Suntingan Gambar oleh Zulprianto: Tampilan Sampul Depan Terjemahan Mahbub Djunaidi (kiri) dan Bakdi Soemanto (kanan)
Saya ingin berbagi tentang dua terjemahan Animal Farm yang kebetulan pernah saya pelajari. Terjemahan pertama adalah karya Mahbub Djunaidi yang terbit pada tahun 1983 ketika bangsa ini masih di bawah kendali Orde Baru; terjemahan kedua adalah karya Bakdi Soemanto yang terbit pertama kali tahun 2015, hampir dua dekade pasca-Reformasi 1998. Kedua terjemahan ini menarik karena kedua penerjemah merupakan sastrawan terkenal. Tidak heran jika nama keduanya dituliskan dalam sampul depan karya terjemahan masing-masing sebagai bagian dari strategi marketing dari penerbit.
ADVERTISEMENT
Namun, yang lebih menarik sebenarnya adalah melakukan ‘analisis wacana’ terhadap kedua terjemahan Animal Farm tersebut.
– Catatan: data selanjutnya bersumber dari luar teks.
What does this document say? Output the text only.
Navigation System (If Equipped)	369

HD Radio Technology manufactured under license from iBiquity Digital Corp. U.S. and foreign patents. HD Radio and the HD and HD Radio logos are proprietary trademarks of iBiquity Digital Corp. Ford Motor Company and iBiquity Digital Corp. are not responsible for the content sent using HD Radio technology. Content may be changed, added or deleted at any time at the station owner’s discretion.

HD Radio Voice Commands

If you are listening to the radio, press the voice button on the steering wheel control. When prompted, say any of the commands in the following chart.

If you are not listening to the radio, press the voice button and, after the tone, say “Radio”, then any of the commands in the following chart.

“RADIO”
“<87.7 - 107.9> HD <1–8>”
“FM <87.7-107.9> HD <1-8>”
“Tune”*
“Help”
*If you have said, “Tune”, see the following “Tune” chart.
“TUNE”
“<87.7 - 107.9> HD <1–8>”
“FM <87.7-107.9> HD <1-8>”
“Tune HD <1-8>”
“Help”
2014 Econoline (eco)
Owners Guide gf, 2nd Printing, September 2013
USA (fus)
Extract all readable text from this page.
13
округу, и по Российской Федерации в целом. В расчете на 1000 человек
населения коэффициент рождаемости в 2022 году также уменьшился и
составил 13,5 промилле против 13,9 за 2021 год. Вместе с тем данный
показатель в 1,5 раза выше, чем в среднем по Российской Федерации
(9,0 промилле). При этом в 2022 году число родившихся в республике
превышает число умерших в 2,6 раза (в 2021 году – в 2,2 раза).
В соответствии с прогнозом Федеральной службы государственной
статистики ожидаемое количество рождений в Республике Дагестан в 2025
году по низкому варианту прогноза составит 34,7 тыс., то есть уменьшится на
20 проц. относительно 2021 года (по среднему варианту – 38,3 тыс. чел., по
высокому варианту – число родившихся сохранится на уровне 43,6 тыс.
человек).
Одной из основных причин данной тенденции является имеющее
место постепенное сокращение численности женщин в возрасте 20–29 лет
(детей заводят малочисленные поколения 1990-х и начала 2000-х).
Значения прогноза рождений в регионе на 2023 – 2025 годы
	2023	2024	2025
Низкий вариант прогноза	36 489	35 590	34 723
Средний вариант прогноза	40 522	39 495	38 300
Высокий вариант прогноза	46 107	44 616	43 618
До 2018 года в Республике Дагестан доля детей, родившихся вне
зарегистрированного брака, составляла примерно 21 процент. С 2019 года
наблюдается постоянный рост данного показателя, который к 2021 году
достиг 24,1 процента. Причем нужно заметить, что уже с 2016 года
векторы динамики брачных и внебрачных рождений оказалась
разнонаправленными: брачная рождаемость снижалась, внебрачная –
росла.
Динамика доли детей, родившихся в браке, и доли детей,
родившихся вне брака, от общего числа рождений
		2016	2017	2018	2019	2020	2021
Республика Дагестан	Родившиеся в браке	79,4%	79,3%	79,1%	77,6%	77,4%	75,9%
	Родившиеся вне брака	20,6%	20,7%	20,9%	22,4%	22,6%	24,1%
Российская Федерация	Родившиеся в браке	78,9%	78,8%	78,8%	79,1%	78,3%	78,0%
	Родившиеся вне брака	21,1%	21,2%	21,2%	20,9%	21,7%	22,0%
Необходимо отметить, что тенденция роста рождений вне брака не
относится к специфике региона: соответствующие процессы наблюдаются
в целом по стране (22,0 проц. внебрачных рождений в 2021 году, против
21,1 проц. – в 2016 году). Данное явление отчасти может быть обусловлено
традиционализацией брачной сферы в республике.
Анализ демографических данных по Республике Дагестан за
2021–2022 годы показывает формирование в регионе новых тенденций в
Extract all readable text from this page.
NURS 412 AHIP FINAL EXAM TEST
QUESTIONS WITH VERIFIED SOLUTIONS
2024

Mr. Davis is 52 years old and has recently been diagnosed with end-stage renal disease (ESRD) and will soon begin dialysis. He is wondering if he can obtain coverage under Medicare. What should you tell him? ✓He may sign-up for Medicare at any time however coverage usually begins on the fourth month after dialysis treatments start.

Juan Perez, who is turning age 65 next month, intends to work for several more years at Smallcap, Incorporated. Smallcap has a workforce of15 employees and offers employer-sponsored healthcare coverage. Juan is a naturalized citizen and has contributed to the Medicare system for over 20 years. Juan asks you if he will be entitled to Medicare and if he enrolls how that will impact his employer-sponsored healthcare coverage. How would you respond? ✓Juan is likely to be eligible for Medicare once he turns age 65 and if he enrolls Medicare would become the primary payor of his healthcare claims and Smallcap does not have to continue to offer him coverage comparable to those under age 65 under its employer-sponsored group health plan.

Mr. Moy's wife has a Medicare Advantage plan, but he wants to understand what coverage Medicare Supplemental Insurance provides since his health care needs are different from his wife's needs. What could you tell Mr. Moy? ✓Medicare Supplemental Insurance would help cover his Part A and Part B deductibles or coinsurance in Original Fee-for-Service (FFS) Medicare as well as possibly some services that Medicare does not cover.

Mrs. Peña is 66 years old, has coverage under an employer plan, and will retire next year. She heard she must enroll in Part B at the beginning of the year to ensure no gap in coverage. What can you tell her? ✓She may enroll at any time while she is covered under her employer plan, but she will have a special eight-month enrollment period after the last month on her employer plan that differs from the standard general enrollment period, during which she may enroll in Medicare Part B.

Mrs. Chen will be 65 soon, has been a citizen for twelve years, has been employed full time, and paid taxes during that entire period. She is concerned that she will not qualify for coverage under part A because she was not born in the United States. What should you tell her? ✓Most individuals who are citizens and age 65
Di satu sisi, Orwell memaksudkannya sebagai kritik terhadap Otoritarianisme di Uni Soviet secara khusus dan Otoritarianisme di mana saja secara umum walaupun ia mengakui karyanya juga digunakan sebagai propaganda melawan ideologi Komunisme kala itu. Di sisi lain, terjemahan Mahbub Djunaidi tampaknya tidak dimaksudkan sebagai kritik terhadap Otoritarianisme. Hal ini mengingat buku terjemahan tersebut diterbitkan di masa Orde Baru yang menurut banyak orang terkenal otoriter. Jika ia, tentulah terjemahan tersebut dilarang terbit. Fakta bahwa terjemahan Mahbub Djunaidi terbit juga menggiring kita pada alasan lain. Pemerintah Orde Baru mungkin melihat terjemahan itu lebih sebagai propaganda melawan paham Komunisme di bumi Indonesia daripada sebagai kritik terhadap pemerintahan otoriter. Di dalam Animal Farm, Komunisme gagal bahkan setelah pemberontakan yang berdarah-darah. Jika situasi demikian terjadi dalam fiksi, ia juga dapat terjadi dalam konteks non-fiksi.
ADVERTISEMENT
Bagaimana dengan terjemahan Bakdi Soemanto? Pasca-reformasi, Indonesia sudah membuat perubahan-perubahan ketatanegaraan yang lebih demokratis seperti pemilihan presiden dan wakil presiden secara langsung, masa pemerintahan (wakil) presiden dibatasi menjadi dua periode, otonomi daerah, dan sebagainya. Dalam konteks ini, terjemahan Bakdi Soemanto tampaknya juga tidak dimaksudkan sebagai kritik terhadap Otoritarianisme. Namun, terjemahan novel ini dapat dianggap sebagai antisipasi terjadinya pemerintahan otoriter lain di nusantara. Selain itu, novel ini masih relevan dilihat sebagai propaganda melawan Komunisme mengingat paham ini masih dilarang di Indonesia.